Tout n’est qu’ordre et beauté ?
« Est-ce que vous avez Une vie de Maupassant ? » J’ai bien fait des efforts pour jouer à cache-cache avec certains livres, celui-là non, vraiment, il a son petit casier, comme un bon élève, au premier rang. Je ne suis pas une grosse feignasse qui rechigne à se pencher pour attraper l’objet du délit, mais avouons-le, je me pose la question du rangement dans une librairie. Ou de son absence d’ailleurs. Ne serait-ce pas un vaste capharnaüm où ce lutin malicieux de libraire innoverait en matière de classement alambiqué où seul lui s’y retrouverait ?
Alors non franchement, vraiment pas, on n’est pas pervers à ce point là. Nous on aime l’ordre et la discipline. Tout ce qu’on veut, c’est une signalétique évidente, des rayons bien ordonnés et une rassurante organisation à la papa, où chacun trouve son bonheur dans la clarté. Pas une zizanie de sagouin. Là les livres pour les enfants (dit rayon Jeunesse, ce qui a un doux air rétro, c’est bien vrai), là les bd, là les nouveautés sur la table, ici le cinéma, là-bas la musique, la littérature, et puis les beaux-arts, les beaux livres et les sciences humaines, au fond le polar.
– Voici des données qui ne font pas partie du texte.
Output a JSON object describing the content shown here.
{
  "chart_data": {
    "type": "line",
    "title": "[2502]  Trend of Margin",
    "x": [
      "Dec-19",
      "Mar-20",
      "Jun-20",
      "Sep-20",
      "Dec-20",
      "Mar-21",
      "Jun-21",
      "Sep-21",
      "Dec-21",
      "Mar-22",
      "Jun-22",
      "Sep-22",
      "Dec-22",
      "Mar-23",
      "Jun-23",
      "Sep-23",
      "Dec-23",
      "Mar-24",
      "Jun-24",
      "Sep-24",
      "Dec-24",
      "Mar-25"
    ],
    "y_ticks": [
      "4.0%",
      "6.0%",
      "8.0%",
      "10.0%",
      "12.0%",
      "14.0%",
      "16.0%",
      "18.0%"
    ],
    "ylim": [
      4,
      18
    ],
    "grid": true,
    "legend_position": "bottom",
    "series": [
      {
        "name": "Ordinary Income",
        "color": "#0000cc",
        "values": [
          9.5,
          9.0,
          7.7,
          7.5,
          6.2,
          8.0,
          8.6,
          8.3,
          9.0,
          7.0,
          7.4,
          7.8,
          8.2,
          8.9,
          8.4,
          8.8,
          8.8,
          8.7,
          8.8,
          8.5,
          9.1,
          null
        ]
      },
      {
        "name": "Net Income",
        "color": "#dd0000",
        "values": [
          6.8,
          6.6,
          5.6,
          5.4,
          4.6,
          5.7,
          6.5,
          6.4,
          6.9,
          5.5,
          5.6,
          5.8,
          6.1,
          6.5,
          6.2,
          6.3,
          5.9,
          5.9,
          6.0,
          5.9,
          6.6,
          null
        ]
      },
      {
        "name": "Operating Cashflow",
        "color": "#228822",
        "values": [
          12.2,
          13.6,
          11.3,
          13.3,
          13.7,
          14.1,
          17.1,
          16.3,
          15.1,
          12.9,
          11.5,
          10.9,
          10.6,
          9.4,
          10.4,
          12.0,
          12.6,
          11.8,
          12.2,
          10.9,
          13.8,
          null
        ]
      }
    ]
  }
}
Avec le recul, et l’expérience, je me dis toujours que « beaux livres » ou « sciences humaines » sont des termes inventés par les libraires. J’attends avec impatience le client qui me demandera des « moches livres » ou de la « science inhumaine ». Les usages, mon ami, les usages ; les rayons, comme les secteurs éditoriaux, ont de vagues prétentions institutionnelles. Le rayon « Pratique » par exemple est censé regrouper la cuisine, le jardinage et tout ce qui est bien évidemment « pratique ». Sûr que manier la binette, faire de l’escalope milanaise et apprendre les rudiments de Photoshop c’est du pareil du même. Admettons que certaines catégories se définissent par opposition à d’autres, et qu’on fait ce qu’on peut avec l’espace et la logique qu’on a.
Voilà pour l’organisation spatiale de la librairie et la distribution des secteurs ; on peut aussi rentrer dans le détail de chaque rayon. C’est là qu’intervient notre bon vieil ordre alphabétique, d’auteurs, très utile pour la littérature, le polar ou la philo. Après on peut mettre quelques finesses avec des sous-rayons selon la langue d’écriture. Juste pour vous donner quelques trucs, parce qu’il y quand même quelques pièges : les hispanophones ont deux noms de famille, et c’est le premier qui l’emporte. Anne Frank n’écrit pas en allemand et Pascal Mercier n’écrit pas en français.
Pour les autres rayons, genre histoire, cinéma ou cuisine, c’est parfois plus compliqué. Les ouvrages de référence sont en début de rayon, et ensuite, en histoire on a plus tendance à ranger par ordre chronologique (en se posant de sérieuses questions quand les sujets traités s’étalent sur plusieurs siècles), en art on range selon l’artiste (et quand il y en a deux ?), et en cuisine, le salé d’abord, le sucré ensuite et les boissons à part, comme sur la carte d’un restaurant… La librairie n’est pas gigantesque et ces rayons ne concernent pas des milliers de références, on s’y retrouve donc. Mais pour la jeunesse et la bande dessinée, c’est une autre paire de manche. Le nombre important de titres, la variété des sujets et de formats font qu’on fait comme on peut, avec des bacs, des rayonnages, des boîtes, des intercalaires, des classements thématiques, alphabétiques, et qu’on cherche, peut-être vainement, à mettre de l’ordre dans ce tohu-bohu. A défaut de vous rendre limpide l’offre éditoriale, on essaie déjà de s’y retrouver nous-mêmes, ce qui est déjà une gageure, vu qu’on passe tout de même une bonne partie de la journée à ranger puis à pister des livres.
On pourrait réfléchir à d’autres types de rangements, et utiliser la classification Dewey des bibliothécaires ; vous savez, les cotes sur la tranche du livre avec les petites lettres et les petits chiffres. Comme le commun des mortels n’a aucune idée de ce que signifie ces cotes, on va mettre ça de côté. Ou alors on pourrait les ranger par collection, comme ça ils auraient tous la même taille, et puis par numéro de collection. Ca fait un peu militaire quand même.
En attendant vos suggestions de présentation on sera ravi de vous trouver ce bouquin écrit par un mec qui en général fait de la bande dessinée et de l’illustration jeunesse mais là se lance dans une analyse des films noirs de Fritz Lang, sous couvert de faire un état des lieux de l’émigration allemande aux Etats-Unis pendant les années 30 et 40, avec en arrière-plan l’émergence du jazz.